The beauty of this journey already is that I’ve proven once again, with enough perseverance and prayer, one person can make happen a situation where the Army, Marines, Navy and Air Force, can all be made to come together in one accord and work with a civilian who happens to carry a camera to do a good thing.  I love the words on my travel orders that says, “Jim Spiri…is embedding…in the interest of improving the public’s understanding of ISAF operations”.    I like this responsibility. 


So folks, just to let you all know, it’s taken quite a bit to pull this one off.  It hasn’t always been fun, but it has already been rewarding in a deep way.  I left pretty much on a wing and a prayer, Tuesday morning not exactly knowing how it all was going to play out.  But looking at the flight line out my window at the big gray Air Force birds that I know will be bringing more wounded warriors here soon, I am once again convinced it’s important to go see what I’m going to see and report back to all those who surely care about supporting the troops, for reals. 


There are some really good people that need to be thanked for helping get this trip started.  There’s Hank in Kansas; Tom and Nick in North Carolina; Gary in Arizona, Kim in Michigan;  a Colonel in the USMC in 29 Palms, California, a Lt.
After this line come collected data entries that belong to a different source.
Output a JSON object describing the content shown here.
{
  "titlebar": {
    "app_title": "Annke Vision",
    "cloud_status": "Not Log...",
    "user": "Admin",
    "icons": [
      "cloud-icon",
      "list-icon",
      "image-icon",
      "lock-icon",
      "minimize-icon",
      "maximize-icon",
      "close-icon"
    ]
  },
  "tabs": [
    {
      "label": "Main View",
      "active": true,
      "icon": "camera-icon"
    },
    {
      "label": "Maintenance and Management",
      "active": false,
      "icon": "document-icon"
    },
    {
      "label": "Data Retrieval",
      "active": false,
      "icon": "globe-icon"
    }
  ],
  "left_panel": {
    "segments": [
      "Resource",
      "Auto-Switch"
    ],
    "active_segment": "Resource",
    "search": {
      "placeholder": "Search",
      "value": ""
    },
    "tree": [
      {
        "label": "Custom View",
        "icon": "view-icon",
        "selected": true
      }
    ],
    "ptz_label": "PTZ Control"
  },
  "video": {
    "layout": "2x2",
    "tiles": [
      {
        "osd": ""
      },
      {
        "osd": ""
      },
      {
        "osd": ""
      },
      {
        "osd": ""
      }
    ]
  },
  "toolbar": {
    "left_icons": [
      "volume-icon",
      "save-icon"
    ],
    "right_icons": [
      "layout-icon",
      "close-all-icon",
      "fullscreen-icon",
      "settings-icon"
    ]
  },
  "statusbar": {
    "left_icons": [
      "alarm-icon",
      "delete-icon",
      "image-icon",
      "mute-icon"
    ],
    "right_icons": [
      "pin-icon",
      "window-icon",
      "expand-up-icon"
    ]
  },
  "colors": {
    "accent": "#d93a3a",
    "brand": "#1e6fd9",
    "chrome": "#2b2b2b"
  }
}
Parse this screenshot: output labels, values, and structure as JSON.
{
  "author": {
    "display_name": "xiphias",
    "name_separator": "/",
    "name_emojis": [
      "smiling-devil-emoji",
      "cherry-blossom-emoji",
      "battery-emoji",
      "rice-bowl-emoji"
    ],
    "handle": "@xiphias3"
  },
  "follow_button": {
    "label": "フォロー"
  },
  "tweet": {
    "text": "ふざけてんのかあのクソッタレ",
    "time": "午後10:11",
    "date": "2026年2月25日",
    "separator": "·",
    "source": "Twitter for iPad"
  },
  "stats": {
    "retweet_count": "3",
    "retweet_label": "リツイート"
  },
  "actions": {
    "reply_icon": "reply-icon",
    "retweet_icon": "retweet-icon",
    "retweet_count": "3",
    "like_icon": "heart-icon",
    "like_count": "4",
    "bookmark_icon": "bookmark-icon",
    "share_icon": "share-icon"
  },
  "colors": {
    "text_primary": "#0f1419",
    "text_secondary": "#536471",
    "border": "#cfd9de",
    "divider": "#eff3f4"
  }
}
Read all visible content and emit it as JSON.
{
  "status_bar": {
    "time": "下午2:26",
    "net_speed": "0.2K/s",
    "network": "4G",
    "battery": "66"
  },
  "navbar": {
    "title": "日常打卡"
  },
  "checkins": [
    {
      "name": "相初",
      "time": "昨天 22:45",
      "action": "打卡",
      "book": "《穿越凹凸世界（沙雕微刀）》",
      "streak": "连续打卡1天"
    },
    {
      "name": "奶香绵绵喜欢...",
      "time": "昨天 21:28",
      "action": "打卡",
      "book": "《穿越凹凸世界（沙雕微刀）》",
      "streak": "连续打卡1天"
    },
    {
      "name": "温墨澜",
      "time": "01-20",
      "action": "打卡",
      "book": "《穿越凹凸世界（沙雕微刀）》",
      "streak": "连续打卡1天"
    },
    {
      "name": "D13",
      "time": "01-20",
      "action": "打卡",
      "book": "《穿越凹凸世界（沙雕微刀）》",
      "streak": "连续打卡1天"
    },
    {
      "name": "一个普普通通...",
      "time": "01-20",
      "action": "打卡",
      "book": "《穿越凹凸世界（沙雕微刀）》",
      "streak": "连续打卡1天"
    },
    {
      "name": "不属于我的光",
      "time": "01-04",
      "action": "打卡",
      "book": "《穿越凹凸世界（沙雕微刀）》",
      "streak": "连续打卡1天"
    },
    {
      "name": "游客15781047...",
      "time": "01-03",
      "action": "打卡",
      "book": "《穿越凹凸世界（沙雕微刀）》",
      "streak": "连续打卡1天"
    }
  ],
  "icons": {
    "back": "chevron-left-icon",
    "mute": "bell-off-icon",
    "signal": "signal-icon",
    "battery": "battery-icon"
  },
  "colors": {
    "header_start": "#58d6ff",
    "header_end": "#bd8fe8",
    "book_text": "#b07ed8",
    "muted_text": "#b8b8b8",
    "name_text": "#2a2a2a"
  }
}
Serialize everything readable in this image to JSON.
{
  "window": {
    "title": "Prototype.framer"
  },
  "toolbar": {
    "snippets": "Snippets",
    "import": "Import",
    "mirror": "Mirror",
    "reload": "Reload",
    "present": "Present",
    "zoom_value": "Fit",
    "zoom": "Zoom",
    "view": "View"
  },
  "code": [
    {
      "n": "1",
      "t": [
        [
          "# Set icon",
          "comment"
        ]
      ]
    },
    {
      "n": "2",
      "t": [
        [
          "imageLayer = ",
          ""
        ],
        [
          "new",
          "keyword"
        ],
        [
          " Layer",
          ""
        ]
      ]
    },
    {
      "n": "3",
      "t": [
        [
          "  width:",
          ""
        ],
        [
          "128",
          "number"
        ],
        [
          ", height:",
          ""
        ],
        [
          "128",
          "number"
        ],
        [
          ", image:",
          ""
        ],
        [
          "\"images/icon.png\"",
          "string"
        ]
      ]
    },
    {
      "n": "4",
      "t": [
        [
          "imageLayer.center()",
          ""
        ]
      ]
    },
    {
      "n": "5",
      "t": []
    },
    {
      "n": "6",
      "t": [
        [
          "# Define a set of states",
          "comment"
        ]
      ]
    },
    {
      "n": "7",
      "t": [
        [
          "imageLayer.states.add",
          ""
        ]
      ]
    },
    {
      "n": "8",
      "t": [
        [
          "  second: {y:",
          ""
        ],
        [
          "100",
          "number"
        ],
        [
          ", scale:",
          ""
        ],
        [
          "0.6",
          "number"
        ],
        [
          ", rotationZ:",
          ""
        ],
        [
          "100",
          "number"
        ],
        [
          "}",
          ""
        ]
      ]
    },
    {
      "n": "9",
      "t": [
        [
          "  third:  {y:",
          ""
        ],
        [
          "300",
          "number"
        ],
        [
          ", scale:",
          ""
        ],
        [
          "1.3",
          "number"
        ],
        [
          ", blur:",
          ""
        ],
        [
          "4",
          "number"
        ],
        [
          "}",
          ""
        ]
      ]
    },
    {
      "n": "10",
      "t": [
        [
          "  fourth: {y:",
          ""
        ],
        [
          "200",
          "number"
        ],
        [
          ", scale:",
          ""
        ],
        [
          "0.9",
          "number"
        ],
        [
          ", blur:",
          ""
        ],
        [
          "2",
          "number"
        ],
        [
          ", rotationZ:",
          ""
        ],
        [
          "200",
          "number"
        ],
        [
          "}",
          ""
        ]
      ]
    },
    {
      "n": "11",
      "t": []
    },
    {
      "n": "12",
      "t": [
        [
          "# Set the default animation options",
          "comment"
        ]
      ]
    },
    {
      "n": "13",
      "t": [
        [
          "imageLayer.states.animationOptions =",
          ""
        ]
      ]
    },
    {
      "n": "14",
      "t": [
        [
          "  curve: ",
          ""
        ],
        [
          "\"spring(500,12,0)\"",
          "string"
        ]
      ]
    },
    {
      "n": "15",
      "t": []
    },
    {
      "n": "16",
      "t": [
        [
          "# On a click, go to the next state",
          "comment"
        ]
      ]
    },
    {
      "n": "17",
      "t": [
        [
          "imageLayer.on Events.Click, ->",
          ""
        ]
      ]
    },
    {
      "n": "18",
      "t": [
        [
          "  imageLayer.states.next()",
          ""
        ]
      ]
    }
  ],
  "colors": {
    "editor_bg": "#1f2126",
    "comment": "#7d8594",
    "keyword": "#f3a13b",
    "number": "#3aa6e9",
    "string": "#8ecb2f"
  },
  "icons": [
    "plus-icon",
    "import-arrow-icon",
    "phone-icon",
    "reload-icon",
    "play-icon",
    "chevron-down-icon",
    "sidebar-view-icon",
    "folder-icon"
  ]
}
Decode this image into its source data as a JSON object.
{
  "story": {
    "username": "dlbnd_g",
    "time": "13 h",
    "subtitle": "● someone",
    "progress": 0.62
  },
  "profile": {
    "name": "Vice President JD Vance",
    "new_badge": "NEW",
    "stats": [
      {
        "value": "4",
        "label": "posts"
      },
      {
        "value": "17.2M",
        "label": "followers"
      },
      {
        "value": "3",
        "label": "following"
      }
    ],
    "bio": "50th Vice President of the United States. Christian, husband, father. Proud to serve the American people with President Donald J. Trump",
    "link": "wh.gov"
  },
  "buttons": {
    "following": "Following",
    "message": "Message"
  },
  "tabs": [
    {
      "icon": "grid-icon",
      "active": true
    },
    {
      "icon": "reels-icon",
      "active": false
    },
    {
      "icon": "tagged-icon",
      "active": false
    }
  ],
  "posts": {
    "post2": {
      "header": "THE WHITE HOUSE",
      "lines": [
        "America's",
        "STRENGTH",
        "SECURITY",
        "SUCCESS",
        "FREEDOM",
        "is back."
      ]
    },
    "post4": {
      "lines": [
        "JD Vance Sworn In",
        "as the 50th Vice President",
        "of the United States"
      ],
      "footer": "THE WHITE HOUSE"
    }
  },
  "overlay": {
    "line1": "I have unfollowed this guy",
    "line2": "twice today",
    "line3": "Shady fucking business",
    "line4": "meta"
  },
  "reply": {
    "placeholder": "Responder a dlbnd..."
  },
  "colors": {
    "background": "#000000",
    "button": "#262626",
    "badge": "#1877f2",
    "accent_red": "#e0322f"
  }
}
Colonel in the USMC in Helmund province, Afghanistan, a SMSgt in the Air Force in Germany; a Sergeant in the Army in Bagram, Afghanistan; Terry in Clayton, NM; an artist in Tennessee; Melain and family in Oklahoma; Jimmy and family in Texas; Moriah in Texas; and basically all the people who have waited patiently over the past two and half years and stayed in email contact with me, encouraging me to keep pressing on.  All of them have always said how much I’m in their prayers. 


But most of all, that without the complete and full support of my wife Candi who has patiently stood by my side for the past 36-years while I take such journey’s to the other side of the world, none of this could have ever happened.  Her love and prayers guiding me all along the way, is what really makes these journey‘s possible.  She has worked with me in the  war zones in the past and she too knows that this time, it’s extremely important.


Coming into Frankfurt early this morning before sunrise I had a good sense of calm over my being.  For the past couple of weeks, I had pretty much been running on empty wondering how it was all going to play out.  Looking out my window at the flight line I know deep in my being, I’m being filled to overflowing amounts hour by hour.  It’s good to be on this journey.